La durata massima del Patto di Prova
di Paolo Galbusera*e Andrea Ottolina*
Come noto, la disciplina del patto di prova non si esaurisce nell’art. 2096 cod. civ., che ne regola alcune caratteristiche quali la necessità della forma scritta e la facoltà di recesso delle parti, ma trova altresì la propria fonte nella legge sull’impiego privato, nella contrattazione collettiva e nella giurisprudenza.In particolare i vari Contratti Collettivi regolano la durata massima del patto di prova, solitamente diversificandola a seconda del livello di inquadramento dei lavoratori subordinati impiegati nello specifico settore regolamentato.
Le previsioni della contrattazione collettiva, tuttavia, devono essere integrate con quanto previsto, nello specifico, da una legge ormai datata ma tuttora in vigore, il regio Decreto legge n. 1825 del 13.11.1924, il cui art. 4, al comma 4°, prevede che “il periodo di prova non può in nessun caso superare: mesi sei per gli institori, procuratori, rappresentanti a stipendio fisso, direttori tecnici o amministrativi ed impiegati di grado e funzioni equivalenti; mesi tre per tutte le altre categorie di impiegati”.

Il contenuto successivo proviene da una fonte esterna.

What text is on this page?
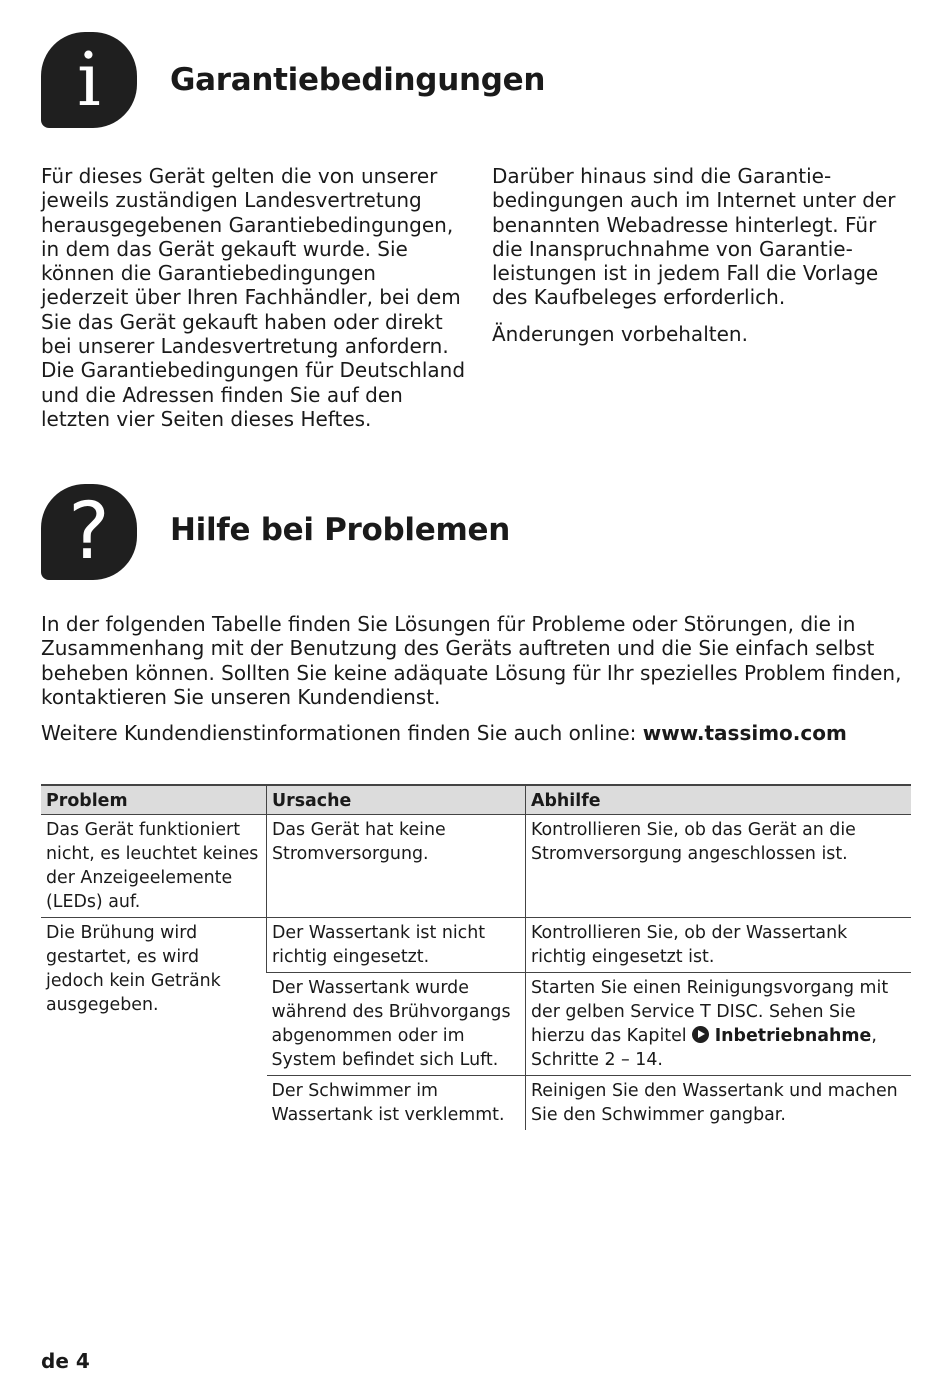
i Garantiebedingungen

Für dieses Gerät gelten die von unserer jeweils zuständigen Landesvertretung herausgegebenen Garantiebedingungen, in dem das Gerät gekauft wurde. Sie können die Garantiebedingungen jederzeit über Ihren Fachhändler, bei dem Sie das Gerät gekauft haben oder direkt bei unserer Landesvertretung anfordern. Die Garantiebedingungen für Deutschland und die Adressen finden Sie auf den letzten vier Seiten dieses Heftes.

Darüber hinaus sind die Garantiebedingungen auch im Internet unter der benannten Webadresse hinterlegt. Für die Inanspruchnahme von Garantieleistungen ist in jedem Fall die Vorlage des Kaufbeleges erforderlich.

Änderungen vorbehalten.

? Hilfe bei Problemen

In der folgenden Tabelle finden Sie Lösungen für Probleme oder Störungen, die in Zusammenhang mit der Benutzung des Geräts auftreten und die Sie einfach selbst beheben können. Sollten Sie keine adäquate Lösung für Ihr spezielles Problem finden, kontaktieren Sie unseren Kundendienst.

Weitere Kundendienstinformationen finden Sie auch online: www.tassimo.com

Problem	Ursache	Abhilfe
Das Gerät funktioniert nicht, es leuchtet keines der Anzeigeelemente (LEDs) auf.	Das Gerät hat keine Stromversorgung.	Kontrollieren Sie, ob das Gerät an die Stromversorgung angeschlossen ist.
Die Brühung wird gestartet, es wird jedoch kein Getränk ausgegeben.	Der Wassertank ist nicht richtig eingesetzt.	Kontrollieren Sie, ob der Wassertank richtig eingesetzt ist.
	Der Wassertank wurde während des Brühvorgangs abgenommen oder im System befindet sich Luft.	Starten Sie einen Reinigungsvorgang mit der gelben Service T DISC. Sehen Sie hierzu das Kapitel  Inbetriebnahme, Schritte 2 – 14.
	Der Schwimmer im Wassertank ist verklemmt.	Reinigen Sie den Wassertank und machen Sie den Schwimmer gangbar.
de 4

Per quanto riguarda gli impiegati, quindi, la possibilità di fissare un periodo di prova della durata di 6 mesi è prevista dalla norma esaminata per coloro che abbiano funzioni equivalenti al personale direttivo (dirigenti ed institori), cioè per quegli impiegati che la giurisprudenza ha definito come impiegati di prima categoria con funzioni direttive, i cui tratti caratteristici consistono nella preposizione a un ramo o servizio dell’impresa “e nell’attuazione, con poteri di supremazia gerarchica, di determinazione e di autonomia esecutiva, delle direttive generali dell’imprenditore o del dirigente di una parte autonoma dell’impresa” (cfr. Cass. sent. 9640 del 16.6.2003). Stiamo parlando, quindi, di impiegati che siano a capo di singoli servizi o sezioni d’azienda, capi ufficio e capi reparto.

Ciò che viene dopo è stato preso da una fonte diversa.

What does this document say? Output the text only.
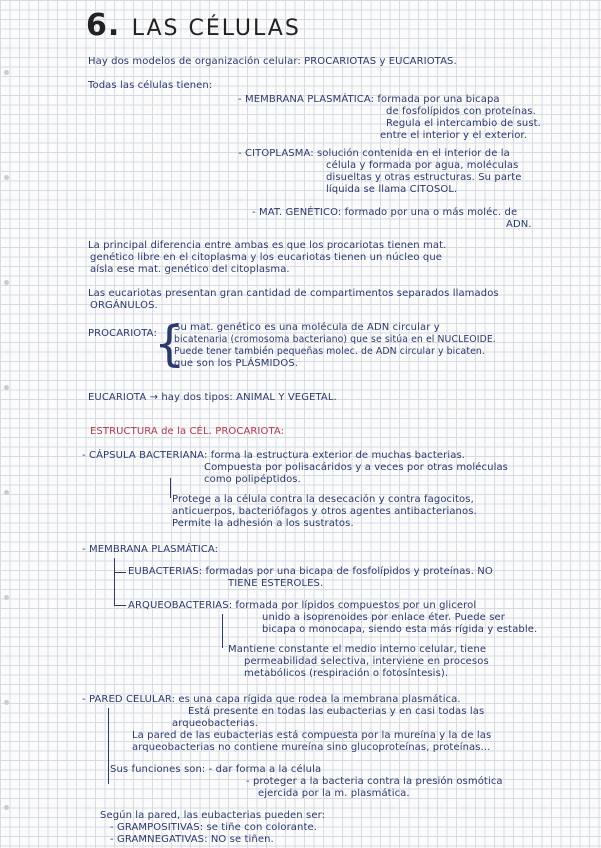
6. LAS CÉLULAS
Hay dos modelos de organización celular: PROCARIOTAS y EUCARIOTAS.
Todas las células tienen:
- MEMBRANA PLASMÁTICA: formada por una bicapa
de fosfolípidos con proteínas.
Regula el intercambio de sust.
entre el interior y el exterior.
- CITOPLASMA: solución contenida en el interior de la
célula y formada por agua, moléculas
disueltas y otras estructuras. Su parte
líquida se llama CITOSOL.
- MAT. GENÉTICO: formado por una o más moléc. de
ADN.
La principal diferencia entre ambas es que los procariotas tienen mat.
genético libre en el citoplasma y los eucariotas tienen un núcleo que
aísla ese mat. genético del citoplasma.
Las eucariotas presentan gran cantidad de compartimentos separados llamados
ORGÁNULOS.
PROCARIOTA:
{
Su mat. genético es una molécula de ADN circular y
bicatenaria (cromosoma bacteriano) que se sitúa en el NUCLEOIDE.
Puede tener también pequeñas molec. de ADN circular y bicaten.
que son los PLÁSMIDOS.
EUCARIOTA → hay dos tipos: ANIMAL Y VEGETAL.
ESTRUCTURA de la CÉL. PROCARIOTA:
- CÁPSULA BACTERIANA: forma la estructura exterior de muchas bacterias.
Compuesta por polisacáridos y a veces por otras moléculas
como polipéptidos.
Protege a la célula contra la desecación y contra fagocitos,
anticuerpos, bacteriófagos y otros agentes antibacterianos.
Permite la adhesión a los sustratos.
- MEMBRANA PLASMÁTICA:
EUBACTERIAS: formadas por una bicapa de fosfolípidos y proteínas. NO
TIENE ESTEROLES.
ARQUEOBACTERIAS: formada por lípidos compuestos por un glicerol
unido a isoprenoides por enlace éter. Puede ser
bicapa o monocapa, siendo esta más rígida y estable.
Mantiene constante el medio interno celular, tiene
permeabilidad selectiva, interviene en procesos
metabólicos (respiración o fotosíntesis).
- PARED CELULAR: es una capa rígida que rodea la membrana plasmática.
Está presente en todas las eubacterias y en casi todas las
arqueobacterias.
La pared de las eubacterias está compuesta por la mureína y la de las
arqueobacterias no contiene mureína sino glucoproteínas, proteínas...
Sus funciones son: - dar forma a la célula
- proteger a la bacteria contra la presión osmótica
ejercida por la m. plasmática.
Según la pared, las eubacterias pueden ser:
- GRAMPOSITIVAS: se tiñe con colorante.
- GRAMNEGATIVAS: NO se tiñen.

Ed è proprio su questo specifico aspetto che, potenzialmente, possono sorgere problematiche applicative. Molti contratti collettivi, infatti, nel diversificare la durata massima del patto di prova a seconda delle categorie professionali, prevedono un limite massimo di 6 mesi non solo per i Quadri, ma anche per quei lavoratori inquadrati in livelli o categorie che, in base alle specifiche declaratorie, includono varie tipologie di funzioni, non tutte necessariamente direttive.
Si vedano ad esempio il Ccnl del Terziario (durata massima del periodo di prova di 6 mesi non solo per i Quadri, ma anche per gli impiegati di I livello), il Ccnl Metalmeccanica Industria (periodo di prova di 6 mesi per gli impiegati di 6^, 7^ e 8^ categoria), il Ccnl Studi Professionali (periodo di prova di 180 giorni per quadri e impiegati di I livello), il Ccnl Chimica Industria (periodo di prova di 6 mesi per gli impiegati di categoria A, B, C e D).
Ebbene, considerato che, secondo l’orientamento pressoché unanime della Corte di Cassazione, l’art. 4 del RDL 1825/1924 è considerata norma imperativa non derogabile dalla contrattazione collettiva (cfr. Cass. sent. 21874 del 27.10.2015), bisognerà necessariamente porre molta attenzione, in fase di assunzione di un nuovo dipendente, alla fissazione della durata massima del periodo di prova e, in particolare, sarà necessario considerare non solo l’inquadramento riconosciuto al lavoratore, ma anche le specifiche funzioni che egli andrà a ricoprire, in modo da evitare di prevedere un periodo di prova di 6 mesi anche per quegli impiegati che, pur essendo inquadrati ad un livello per il quale lo specifico Ccnl prevede tale durata massima, di fatto non ricoprono funzioni direttive ai sensi del co. 4 della norma in esame.
Infatti, l’eventuale violazione del limite massimo di durata del patto di prova, così come fissato dall’art. 4 RDL 1825/1924, comporterebbe la nullità del patto stesso, con conseguente illegittimità dell’eventuale licenziamento comminato per il mancato superamento della prova.